If you are a patient who wants a prescription refill from your provider, he or she can review your request online without an in-person visit. “Patients can use our electronic health record app to send secure messages and I can reply back,” Dr. Tolliver says. “They can request medications, and I can approve or decline those requests.”

When Is Using Telehealth a Good Idea?

There are many reasons to use telehealth during COVID-19 and after the pandemic subsides. “For patients who are medically complex and have risk factors, especially with the COVID-19 virus, they can access services while in-person visits are halted or shut down,” Salazar says.

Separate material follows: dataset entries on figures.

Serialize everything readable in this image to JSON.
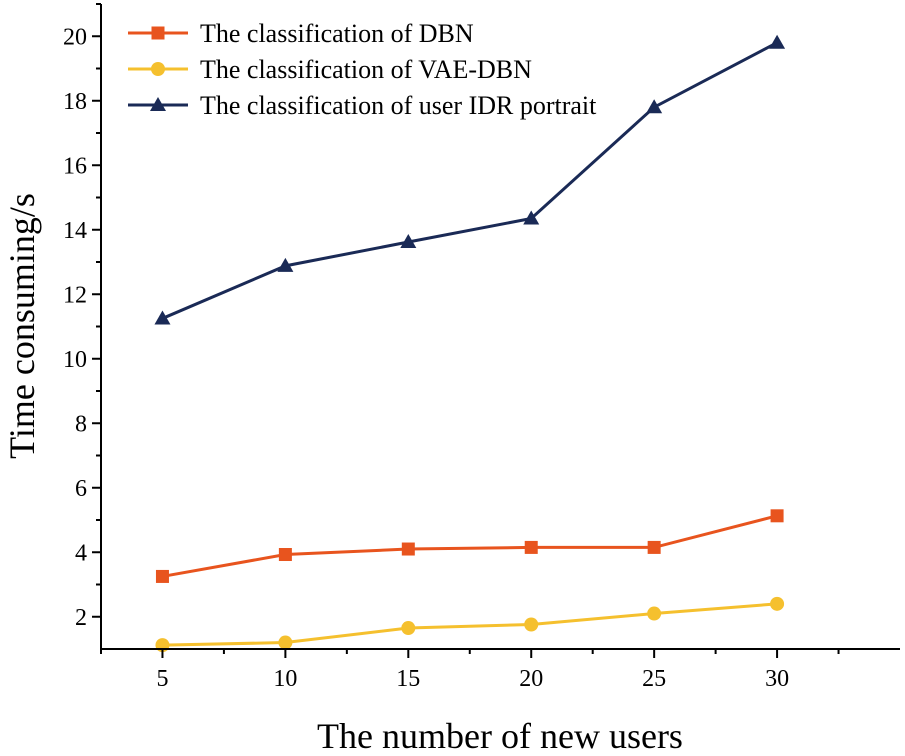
{
  "chart_data": {
    "type": "line",
    "title": "",
    "xlabel": "The number of new users",
    "ylabel": "Time consuming/s",
    "x": [
      5,
      10,
      15,
      20,
      25,
      30
    ],
    "xticks": [
      "5",
      "10",
      "15",
      "20",
      "25",
      "30"
    ],
    "yticks": [
      "2",
      "4",
      "6",
      "8",
      "10",
      "12",
      "14",
      "16",
      "18",
      "20"
    ],
    "xlim": [
      2.5,
      35
    ],
    "ylim": [
      1,
      21
    ],
    "grid": false,
    "legend_position": "top-left",
    "series": [
      {
        "name": "The classification of DBN",
        "marker": "square",
        "color": "#e8541e",
        "values": [
          3.25,
          3.93,
          4.1,
          4.15,
          4.15,
          5.13
        ]
      },
      {
        "name": "The classification of VAE-DBN",
        "marker": "circle",
        "color": "#f5c02e",
        "values": [
          1.12,
          1.2,
          1.65,
          1.76,
          2.1,
          2.4
        ]
      },
      {
        "name": "The classification of user IDR portrait",
        "marker": "triangle",
        "color": "#1a2a56",
        "values": [
          11.25,
          12.88,
          13.62,
          14.35,
          17.8,
          19.8
        ]
      }
    ]
  }
}
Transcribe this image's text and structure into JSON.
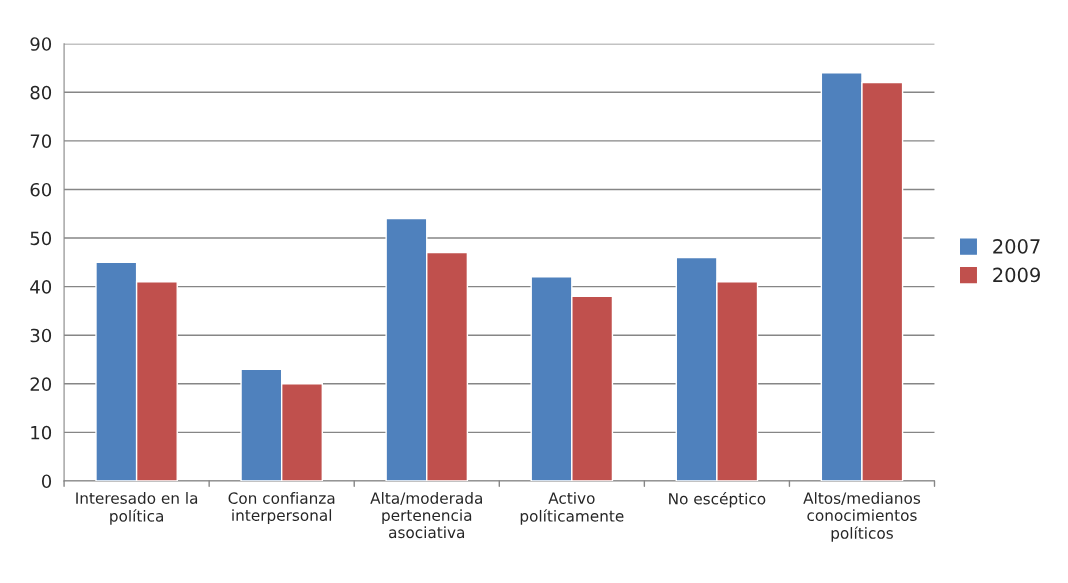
{
  "chart_data": {
    "type": "bar",
    "categories": [
      "Interesado en la\npolítica",
      "Con confianza\ninterpersonal",
      "Alta/moderada\npertenencia\nasociativa",
      "Activo\npolíticamente",
      "No escéptico",
      "Altos/medianos\nconocimientos\npolíticos"
    ],
    "series": [
      {
        "name": "2007",
        "color": "#4f81bd",
        "values": [
          45,
          23,
          54,
          42,
          46,
          84
        ]
      },
      {
        "name": "2009",
        "color": "#c0504d",
        "values": [
          41,
          20,
          47,
          38,
          41,
          82
        ]
      }
    ],
    "ylim": [
      0,
      90
    ],
    "yticks": [
      0,
      10,
      20,
      30,
      40,
      50,
      60,
      70,
      80,
      90
    ],
    "grid": "y",
    "legend": "right"
  }
}
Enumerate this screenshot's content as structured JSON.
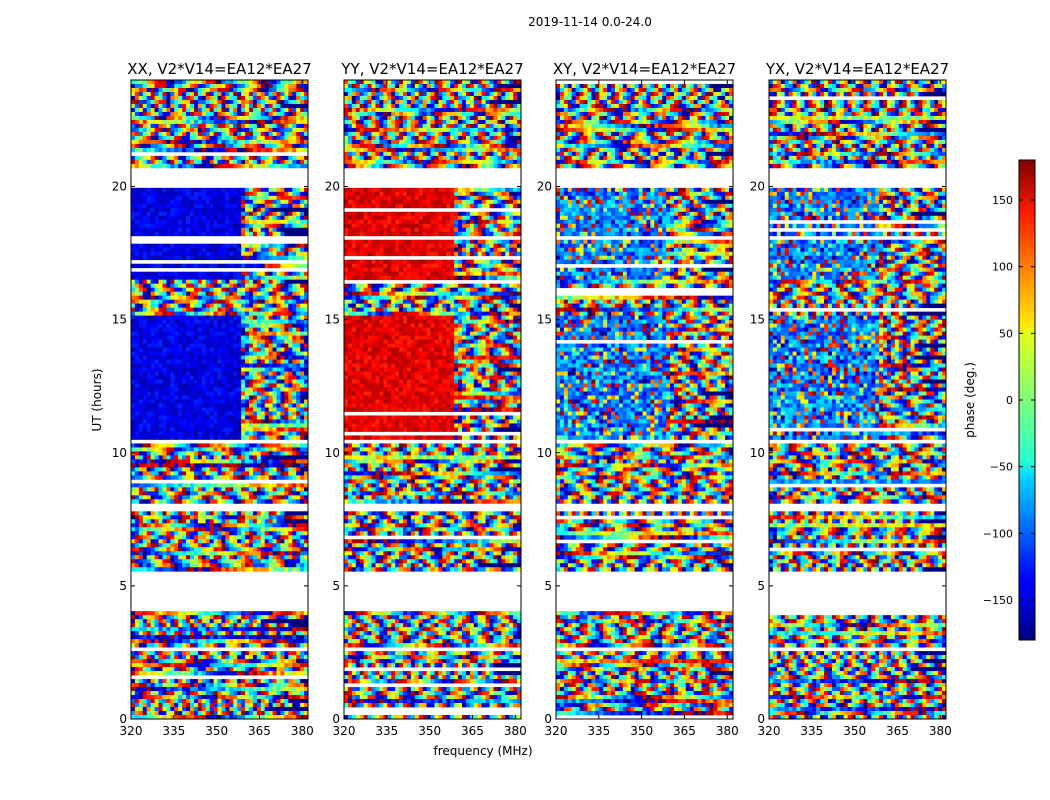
{
  "suptitle": "2019-11-14 0.0-24.0",
  "chart_data": {
    "type": "heatmap",
    "xlabel": "frequency (MHz)",
    "ylabel": "UT (hours)",
    "xlim": [
      320,
      382
    ],
    "ylim": [
      0,
      24
    ],
    "xticks": [
      320,
      335,
      350,
      365,
      380
    ],
    "yticks": [
      0,
      5,
      10,
      15,
      20
    ],
    "panels": [
      {
        "title": "XX, V2*V14=EA12*EA27",
        "mode": "parallel",
        "pol": "XX"
      },
      {
        "title": "YY, V2*V14=EA12*EA27",
        "mode": "parallel",
        "pol": "YY"
      },
      {
        "title": "XY, V2*V14=EA12*EA27",
        "mode": "cross",
        "pol": "XY"
      },
      {
        "title": "YX, V2*V14=EA12*EA27",
        "mode": "cross",
        "pol": "YX"
      }
    ],
    "gaps_hours": [
      [
        4.0,
        5.5
      ],
      [
        2.5,
        2.7
      ],
      [
        7.8,
        8.1
      ],
      [
        10.3,
        10.5
      ],
      [
        18.0,
        18.2
      ],
      [
        20.0,
        20.7
      ],
      [
        24.0,
        24.0
      ]
    ],
    "colorbar": {
      "label": "phase (deg.)",
      "range": [
        -180,
        180
      ],
      "ticks": [
        150,
        100,
        50,
        0,
        -50,
        -100,
        -150
      ],
      "tick_labels": [
        "150",
        "100",
        "50",
        "0",
        "−50",
        "−100",
        "−150"
      ],
      "colormap": "jet"
    }
  }
}
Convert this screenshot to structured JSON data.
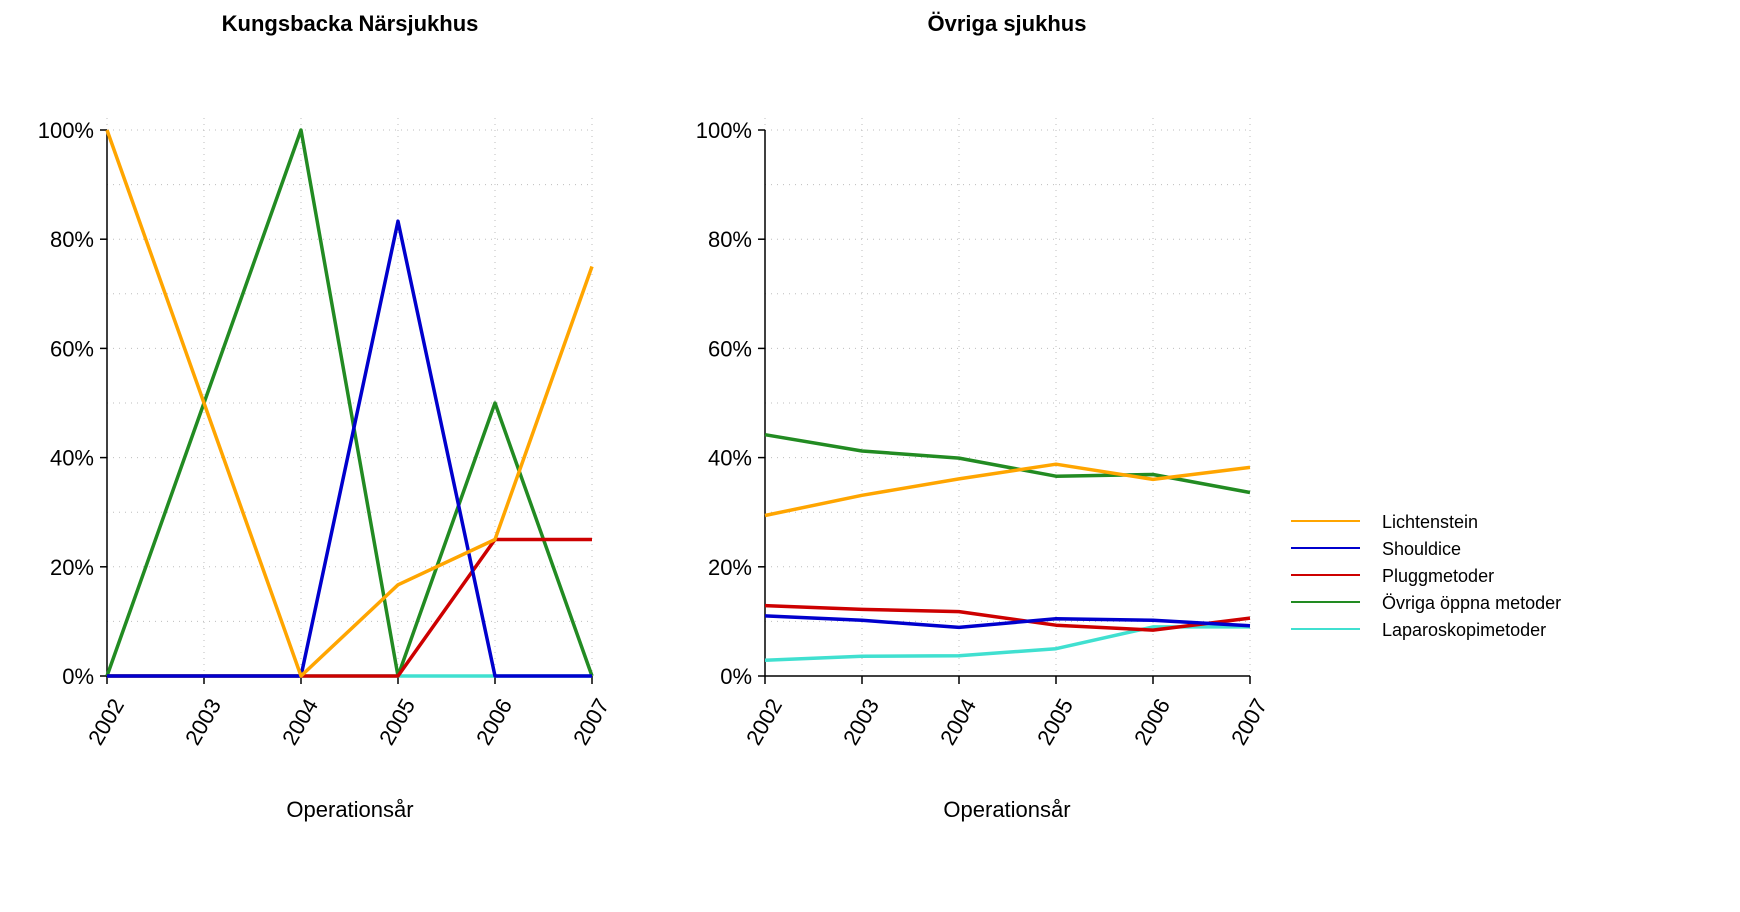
{
  "chart_data": [
    {
      "type": "line",
      "title": "Kungsbacka Närsjukhus",
      "xlabel": "Operationsår",
      "ylabel": "",
      "x": [
        "2002",
        "2003",
        "2004",
        "2005",
        "2006",
        "2007"
      ],
      "ylim": [
        0,
        100
      ],
      "yticks": [
        "0%",
        "20%",
        "40%",
        "60%",
        "80%",
        "100%"
      ],
      "grid": true,
      "series": [
        {
          "name": "Lichtenstein",
          "color": "#FFA500",
          "values": [
            100,
            50,
            0,
            16.7,
            25,
            75
          ]
        },
        {
          "name": "Shouldice",
          "color": "#0000CD",
          "values": [
            0,
            0,
            0,
            83.3,
            0,
            0
          ]
        },
        {
          "name": "Pluggmetoder",
          "color": "#CD0000",
          "values": [
            0,
            0,
            0,
            0,
            25,
            25
          ]
        },
        {
          "name": "Övriga öppna metoder",
          "color": "#228B22",
          "values": [
            0,
            50,
            100,
            0,
            50,
            0
          ]
        },
        {
          "name": "Laparoskopimetoder",
          "color": "#40E0D0",
          "values": [
            0,
            0,
            0,
            0,
            0,
            0
          ]
        }
      ]
    },
    {
      "type": "line",
      "title": "Övriga sjukhus",
      "xlabel": "Operationsår",
      "ylabel": "",
      "x": [
        "2002",
        "2003",
        "2004",
        "2005",
        "2006",
        "2007"
      ],
      "ylim": [
        0,
        100
      ],
      "yticks": [
        "0%",
        "20%",
        "40%",
        "60%",
        "80%",
        "100%"
      ],
      "grid": true,
      "series": [
        {
          "name": "Lichtenstein",
          "color": "#FFA500",
          "values": [
            29.4,
            33.1,
            36.1,
            38.8,
            36.0,
            38.2
          ]
        },
        {
          "name": "Shouldice",
          "color": "#0000CD",
          "values": [
            11.0,
            10.2,
            8.9,
            10.5,
            10.2,
            9.2
          ]
        },
        {
          "name": "Pluggmetoder",
          "color": "#CD0000",
          "values": [
            12.9,
            12.2,
            11.8,
            9.3,
            8.4,
            10.6
          ]
        },
        {
          "name": "Övriga öppna metoder",
          "color": "#228B22",
          "values": [
            44.2,
            41.2,
            39.9,
            36.6,
            36.9,
            33.6
          ]
        },
        {
          "name": "Laparoskopimetoder",
          "color": "#40E0D0",
          "values": [
            2.9,
            3.6,
            3.7,
            5.0,
            9.0,
            9.0
          ]
        }
      ]
    }
  ],
  "legend": {
    "placement": "right",
    "items": [
      {
        "label": "Lichtenstein",
        "color": "#FFA500"
      },
      {
        "label": "Shouldice",
        "color": "#0000CD"
      },
      {
        "label": "Pluggmetoder",
        "color": "#CD0000"
      },
      {
        "label": "Övriga öppna metoder",
        "color": "#228B22"
      },
      {
        "label": "Laparoskopimetoder",
        "color": "#40E0D0"
      }
    ]
  }
}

For physicians telehealth is efficient, reduces wait times and it improves accessibility because you can see specialists and patients outside of your geography without dealing with travel time. As a provider, Salazar says he sometimes would drive four hours to perform a patient assessment in person. “Being able to do that over the Internet did two things,” he says. “One, it prevented the expenditure of resources for clinicians, and we were able to increase utilization and efficiency of care being delivered because clinicians were more productive and could schedule more patients without worrying about travel time.”

Not just high-risk patients during OVID-19 should use telehealth. Anyone who wants the convenience of meeting with a doctor from home and has the basic technology on hand can make a virtual appointment if the provider offers it.

Telehealth is ideal for follow-up visits by using remote monitoring technology such as internet-enabled blood pressure monitors or glucometers to gather vital stats a doctor might need for continuing care. Having this information from patients between their normal visits changes the care model from the traditional “episodic care” where the patient’s information is only available when they appear in the office for a physical visit, to a better model of “longitudinal care” where the provider team has continuous information available, and can intervene whenever the patient conditions require attention.

Telemedicine is highly successful for counseling and behavioral health services, allowing patients to address mental health and other issues without going into an office. For example, during March 2020, the U.S. Department of Veterans Affairs (VA) increased mental health appointments by 70% from the previous month.

Salazar adds, “Telehealth can improve patient engagement from what literature calls ‘passive treatment’ where the patient is a recipient of care to more ‘active treatment’ where you move toward the self-management stage of care, which has longer-lasting and higher levels of clinical outcomes and better long-term results.”